In an uncertain world, we’re seeking goosebumps. Amid a polycrisis and re-emerging fears over AI, consumers are turning to dark and dystopian content to help them understand real world horrors and deliver a sense of agency in chaotic times.

Horror has never been more popular. In the United States, box office data from Nash Information Services reveals that the genre is enjoying a golden spell, having peaked at nearly 12.5% of market share in 2021, at the height of the pandemic, and tracking at 9% as of July 2023. A recent piece from Esquire celebrates the new vanguard of writers ushering in “horror’s next golden age. Even in China, which traditionally skirts this theme, there is an emerging niche in folk-horror gaming epitomized by the popular Paper Bride series.

In tandem, 2023 has ushered in a deluge of dystopian entertainment exploring dark themes, from the post-apocalyptic visions of Apple TV’s Silo and HBO’s The Last of Us to eco-thrillers depicting nature’s revenge on humanity, such as Prime TV’s The Rig, or The Swarm from ZDF. In a survey for our recent trends report, The Age of Re-enchantment, more than half of our US and UK respondents, and more than a third in China, say they are fascinated by content that explores dystopian themes or futures.

Content that mines supernatural themes is also on the rise. The Uncanny podcast, which explores tales of the paranormal, has been commissioned by the BBC as a full-fledged TV show after racking up more than 5 million listens worldwide. Danny Robins, its creator and host, explained to the Guardian that when real life feels horrific, audiences “want to feel that hit of fear.” But why?

Horror offers a simple enjoyable adrenalin rush for some, but for others it seems to operate as a safety valve. If we inhabit a world that feels unsafe or chaotic, horror can supply a route to safely process anxiety and renew our sense of control. In our study, 55% agree that horror provides an opportunity to experience fear in a safe environment (rising to 64% of generation Z).

Coltan Scrivner, a behavioral scientist at Denmark’s Recreational Fear Lab at Aarhus University, has conducted pioneering research on horror and morbid curiosity. “Think of recreational fear as an off ramp for anxiety,” he suggests. “Feeling anxious, you’re in a vicious cycle and you can’t get off. Now you open a doorway for something to feel anxious about, but it’s finite and controllable. If I get too scared, I can watch it with the lights on; I can turn the sound down; I can manipulate the source of the anxiety. It gives you a sense of control. You’re scared for 90 minutes, and then it’s over.”
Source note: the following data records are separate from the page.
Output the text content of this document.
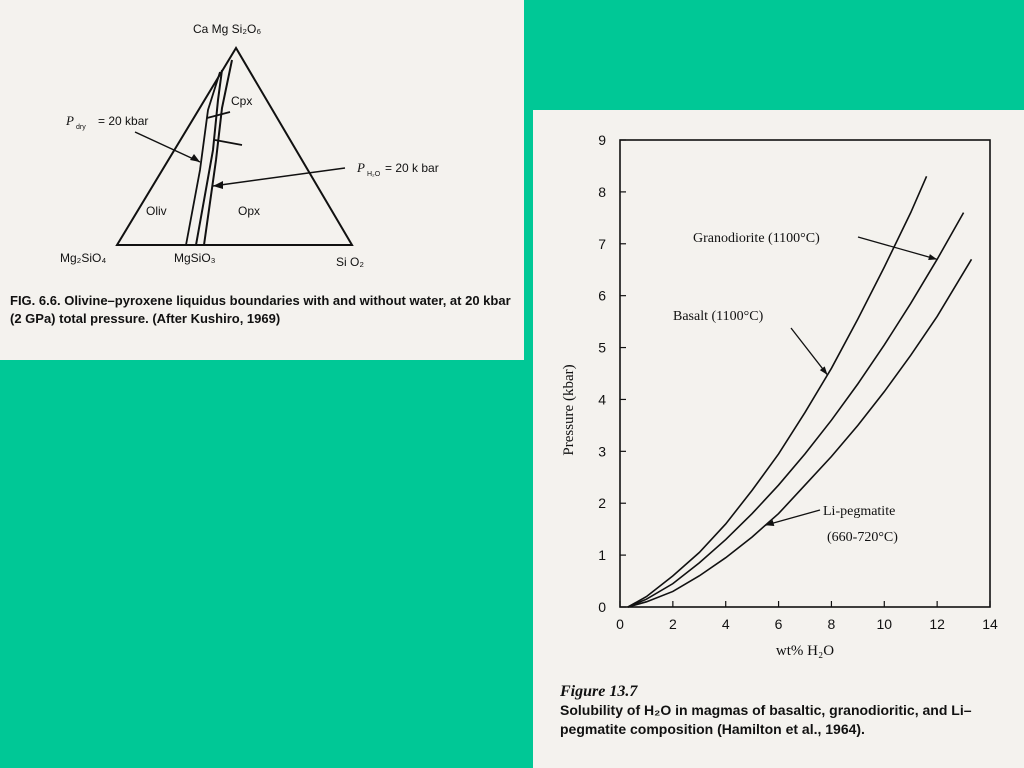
Ca Mg Si₂O₆
Mg₂SiO₄	MgSiO₃	Si O₂
Cpx
Oliv	Opx
P dry = 20 kbar
P H₂O = 20 k bar
FIG. 6.6. Olivine–pyroxene liquidus boundaries with and without water, at 20 kbar (2 GPa) total pressure. (After Kushiro, 1969)
0
1
2
3
4
5
6
7
8
9
0	2	4	6	8	10	12	14
Granodiorite (1100°C)
Basalt (1100°C)
Li-pegmatite
(660-720°C)
Pressure (kbar)
wt% H₂O
Figure 13.7
Solubility of H₂O in magmas of basaltic, granodioritic, and Li–pegmatite composition (Hamilton et al., 1964).
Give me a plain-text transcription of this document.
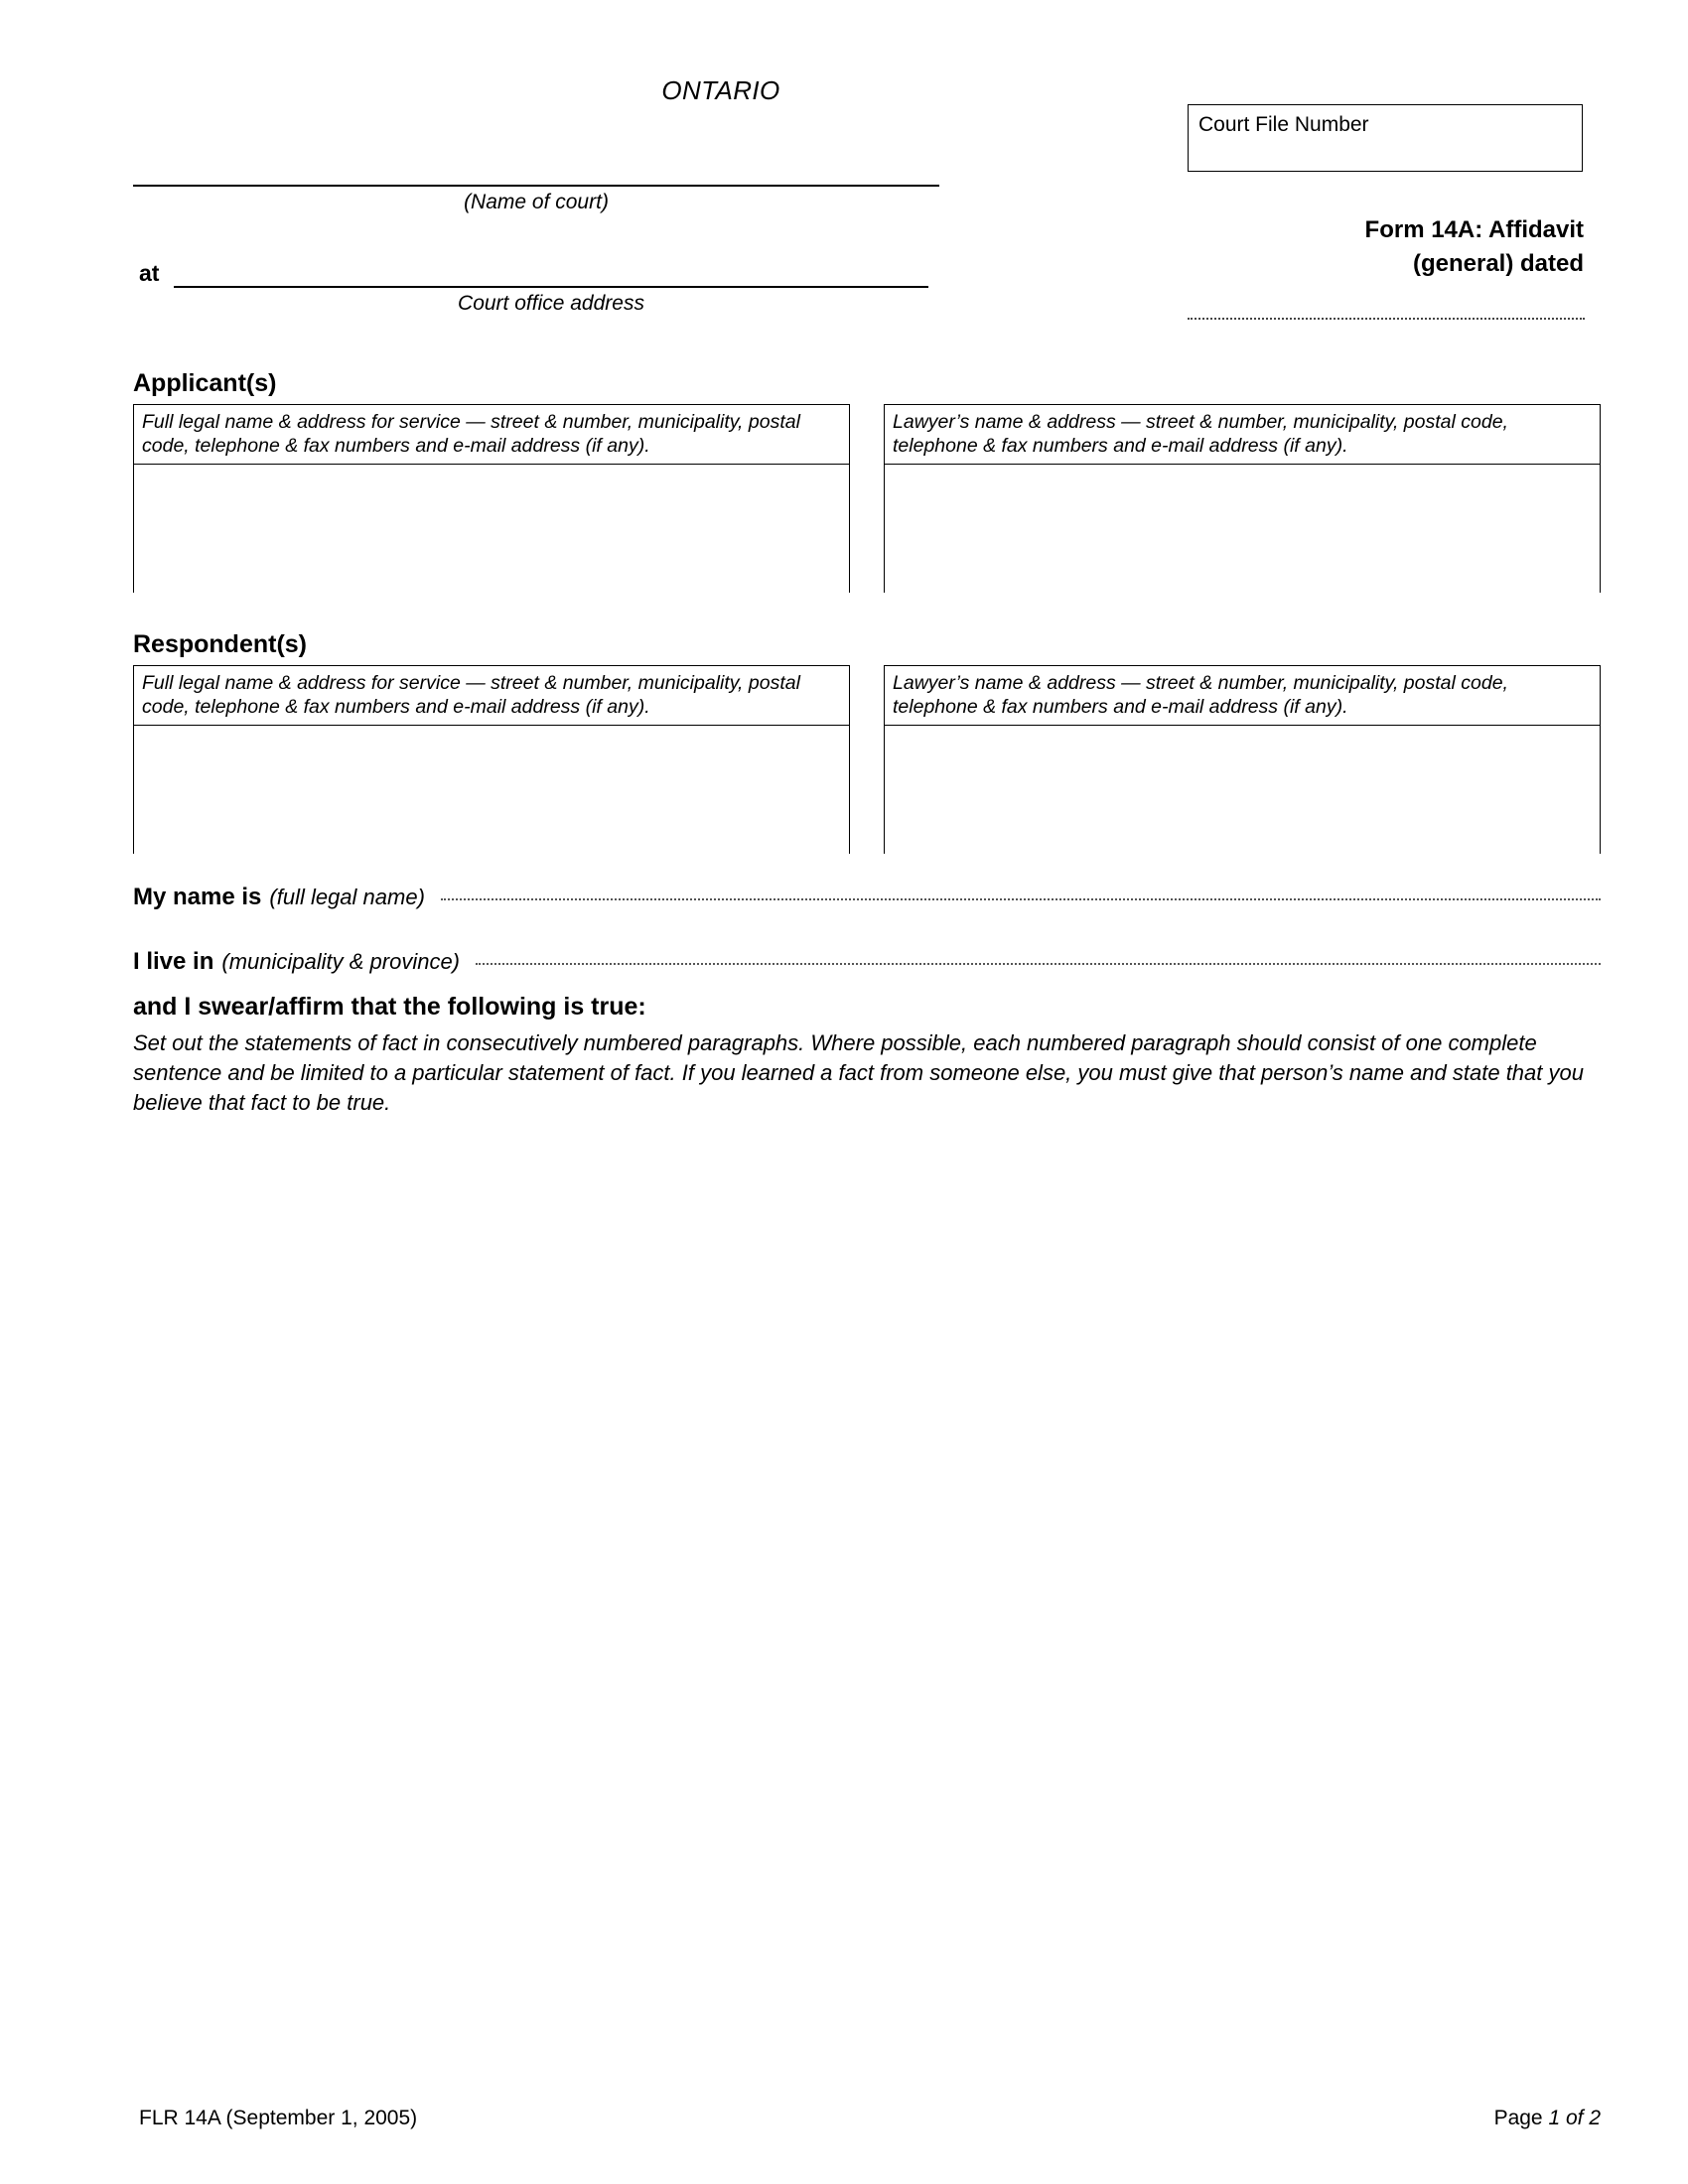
ONTARIO
(Name of court)
at
Court office address
Court File Number
Form 14A: Affidavit
(general) dated
Applicant(s)
Full legal name & address for service — street & number, municipality, postal code, telephone & fax numbers and e-mail address (if any).
Lawyer’s name & address — street & number, municipality, postal code, telephone & fax numbers and e-mail address (if any).
Respondent(s)
Full legal name & address for service — street & number, municipality, postal code, telephone & fax numbers and e-mail address (if any).
Lawyer’s name & address — street & number, municipality, postal code, telephone & fax numbers and e-mail address (if any).
My name is (full legal name)
I live in (municipality & province)
and I swear/affirm that the following is true:
Set out the statements of fact in consecutively numbered paragraphs. Where possible, each numbered paragraph should consist of one complete sentence and be limited to a particular statement of fact. If you learned a fact from someone else, you must give that person’s name and state that you believe that fact to be true.
FLR 14A (September 1, 2005)	Page 1 of 2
This notion of fictional horror as a salve could explain the genre’s popularity among underrepresented groups and underline rising demands for inclusion. Black horror, epitomized by Jordan Peele’s films Get Out, Us, and Nope, grapples with the real-life experience of racism and inequality. Likewise, for LGBTQ+ viewers, treated as “other” by heteronormative society, horror can be a means to process their experience. Even the common trope of “final girls,” who survive to the last frame of a movie to tell the tale, offers a form of cinematic female empowerment from the only genre to give women more screen time than men.

Horror and scares can also offer simulations of potential dangers, helping us to learn and prepare for the challenges ahead. This accounts for a pandemic spike in streams of the film Contagion, according to Scrivner. He explains that “what people were doing is searching for this fictional example of what a pandemic looks like, at the same exact time that they were searching for real information about the pandemic.”

Our experts told us that scares can also offer a kind of transcendence, by showing us we are part of something beyond the everyday. The uncanny and the supernatural offer mystery and a sense that there might be more to life.

Is there a way for brands to tap into this dark fascination? Yes, say our experts, but with caveats. Scrivner suggests brands keep inclusivity in mind and position fear as a challenge that anyone can tackle, rather than something too skills oriented. A good example might be a 2022 activation from S.Ride, a Tokyo cab service, which dared passengers to ride along with Sadako, the ghost girl from The Ring. The “Spellbound by Sweden” campaign from Visit Sweden is a chilling audio story based on Swedish mythical creatures that is geo, designed to be enjoyed when exploring the country’s forests. Scrivner cautions that fear requires a fine balance, though: too much and the audience is terrified; too little and they are bored.

Why it’s interesting:

People are using horror as a coping mechanism, to find agency in an uncertain world, and just for fun. A frisson of fear could offer a distinct and novel route to engagement for brands: more than half of people say they enjoy feeling a few goosebumps every now and then (57%), especially millennials (67%). The key is to deliver thrills that preserve and respect audience wellbeing, explain Torquil McIntosh and Simon Mitchell co-founders of the global design studio Sybarite: “Exploring a darker side to curiosity can bring greater engagement, there is no question of that. However, there should be an accountability and responsibility to this.”